Friday, July 27, 2007

Na última versão da análise constitucional das marcas, que foi publicada como capítulo do livro da Saraiva/FGV-Sp, aponto exatamente para as duas tendências antípodas: a da superavaliação da importância relativa das marcas, e da constrição constitucional das mesmas ao seu real papel. No texto, encontrado em http://denisbarbosa.addr.com/bases2.pdf:


O direito de uso da língua como parcela do patrimônio cultural
Mas, com ser instrumento de concorrência e compromisso com o consumidor, a marca não deixa jamais de ser também instrumento de expressão e de informação. Faz parte essencial dos direitos fundamentais o uso da língua, de forma livre e contrutora dos valores humanos.
Vem aqui a noção, crucial para nosso tema, de patrimônio cultural:


Art. 216 - Constituem patrimônio cultural brasileiro os bens de natureza material e imaterial, tomados individualmente ou em conjunto, portadores de referência à identidade, à ação, à memória dos diferentes grupos formadores da sociedade brasileira, nos quais se incluem:


I - as formas de expressão; (...)


Quanto do dever do Estado, e do direito público subjetivo, ao acesso à cultura:


Art. 215 - O Estado garantirá a todos o pleno exercício dos direitos culturais e acesso às fontes da cultura nacional, e apoiará e incentivará a valorização e a difusão das manifestações culturais.

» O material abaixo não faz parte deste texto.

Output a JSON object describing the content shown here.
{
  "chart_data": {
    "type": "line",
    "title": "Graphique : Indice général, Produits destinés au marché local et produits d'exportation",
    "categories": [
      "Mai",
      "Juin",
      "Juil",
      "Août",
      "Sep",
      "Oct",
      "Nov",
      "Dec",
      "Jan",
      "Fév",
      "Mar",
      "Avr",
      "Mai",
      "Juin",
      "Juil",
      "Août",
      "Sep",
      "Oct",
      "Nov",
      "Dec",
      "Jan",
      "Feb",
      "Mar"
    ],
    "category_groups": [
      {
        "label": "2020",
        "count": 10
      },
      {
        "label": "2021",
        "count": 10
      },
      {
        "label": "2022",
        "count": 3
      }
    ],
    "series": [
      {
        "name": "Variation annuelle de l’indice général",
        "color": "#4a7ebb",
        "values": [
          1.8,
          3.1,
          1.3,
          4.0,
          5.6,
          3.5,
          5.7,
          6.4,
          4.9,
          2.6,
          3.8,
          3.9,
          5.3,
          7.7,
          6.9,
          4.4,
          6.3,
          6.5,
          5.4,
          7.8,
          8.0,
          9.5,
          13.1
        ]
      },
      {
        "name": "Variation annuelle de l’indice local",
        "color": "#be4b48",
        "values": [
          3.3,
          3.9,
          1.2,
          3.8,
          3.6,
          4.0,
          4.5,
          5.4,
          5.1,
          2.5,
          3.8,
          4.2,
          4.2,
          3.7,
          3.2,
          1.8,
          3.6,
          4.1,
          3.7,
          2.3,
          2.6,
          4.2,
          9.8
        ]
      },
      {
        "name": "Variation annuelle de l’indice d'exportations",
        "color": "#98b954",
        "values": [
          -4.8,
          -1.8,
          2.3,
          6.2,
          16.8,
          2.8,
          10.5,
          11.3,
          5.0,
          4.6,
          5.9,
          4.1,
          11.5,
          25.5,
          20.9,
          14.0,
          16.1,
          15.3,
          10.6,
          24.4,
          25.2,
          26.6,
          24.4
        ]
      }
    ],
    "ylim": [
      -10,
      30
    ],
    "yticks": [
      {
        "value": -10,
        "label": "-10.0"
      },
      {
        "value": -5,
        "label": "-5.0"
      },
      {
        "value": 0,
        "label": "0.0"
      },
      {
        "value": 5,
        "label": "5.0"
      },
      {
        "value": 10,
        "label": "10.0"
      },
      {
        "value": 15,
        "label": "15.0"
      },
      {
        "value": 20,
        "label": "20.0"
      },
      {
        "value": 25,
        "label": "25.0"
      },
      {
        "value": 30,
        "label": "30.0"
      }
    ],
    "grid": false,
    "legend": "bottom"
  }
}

Para José Afonso da Silva, os direitos culturais a que se refere o art. 215 são os seguintes:


“se trata de direitos informados pelo princípios da universalidade, isto é, direitos garantidos a todos. Quais são esses direitos culturais reconhecidos na Constituição? São: a) direito de criação cultural, compreendidas as criações cientificas, artísticas e tecnológicas; b) direito de acesso às fontes da cultura nacional; c) direito de difusão da cultura; d) liberdade de formas de expressão cultural; e) liberdade de manifestações culturais; f) direito-dever estatal de formação do património cultural brasileiro e de proteção dos bens de cultura, que, assim, ficam sujeitos a um regime jurídico especial, como forma de propriedade de interesse público. Tais direitos
decorrem das normas dos arts. 215 e 216. que merecerão, ainda, exame mais aprofundado no titulo da ordem social.”


Direitos exclusivos e liberdade de informação
O estatuto constitucional das marcas tem assim outra vertente além da propriedade – o da liberdade de informação. E isso se dá de forma dupla: existe a tensão entre o direito à informação de terceiros e exclusividade legal do titular da marca.

O princípio constitucional opositor, aqui, é o vazado no art. 5º. Da Carta:

IX - é livre a expressão da atividade intelectual, artística, científica e de comunicação, independentemente de censura ou licença;


Seja através da aplicação de algum dos limites legais ao direito, seja através da interpretação da lei autoral, é preciso ficar claro que a propriedade intelectual não pode coibir, irrazoável e desproporcionalmente, o acesso à informação por parte de toda a sociedade, e o direito de expressão de cada um.


Dentro desse contexto é que se trata o uso paródico ou crítico das marcas. Não se pode anular o acesso à informação garantido pelo direito do consumidor (como notou Gustavo Leonardos) pela denegação da exclusividade marcária. Não se pode denegar o direito de expressão de todo mundo, a pretexto de proteger sua marca de diluição e denigramento, proteção esta que se exerce num contexto comercial, e não mais (apesar da erradíssima interpretação que o INPI anda dando da lei). Não é possível se ter um sistema de marcas que não corresponde, legalmente, a nenhuma garantia de qualidade do produto e serviço e, simultanemante, suprimir a natureza semiológica das marcas. Querer o melhor dos dois mundos é uma pretensão de onipotência.

Em palestra na UFJF em 14/9/2206, me foi suscitado pela platéia como exemplo de uso parodial de marca o caso Daspu, onde se criou um brand através da analogia com a marca de alto luxo Daslu. Daspu forever......

Para acabar, acho perfeita a análise do Jason Bosland, The Culture of Trade Marks: An Alternative Cultural Theory Perspective, http://papers.ssrn.com/sol3/papers.cfm?abstract_id=771184, visitado em 26/10/2006:


“The underlying difficulty with shaping a dilution right is balancing the competing interests in allowing the public to use a mark as an expressive resource through criticism or commentary, while at the same time, preventing harm which is adverse to a trade mark’s continued cultural use. To balance these interests, I propose that the expressive use of a mark should be protected from dilution in the context of trade, that is, where a plaintiff’s mark is being used in the advertising context to market a defendant’s goods or services. This is to be compared with a commercial situation where the defendant’s expressive use of a trade mark forms part of the goods on offer, such as in the title or lyrics of a song, or where the trade mark is used in a poster or on a t-shirt.”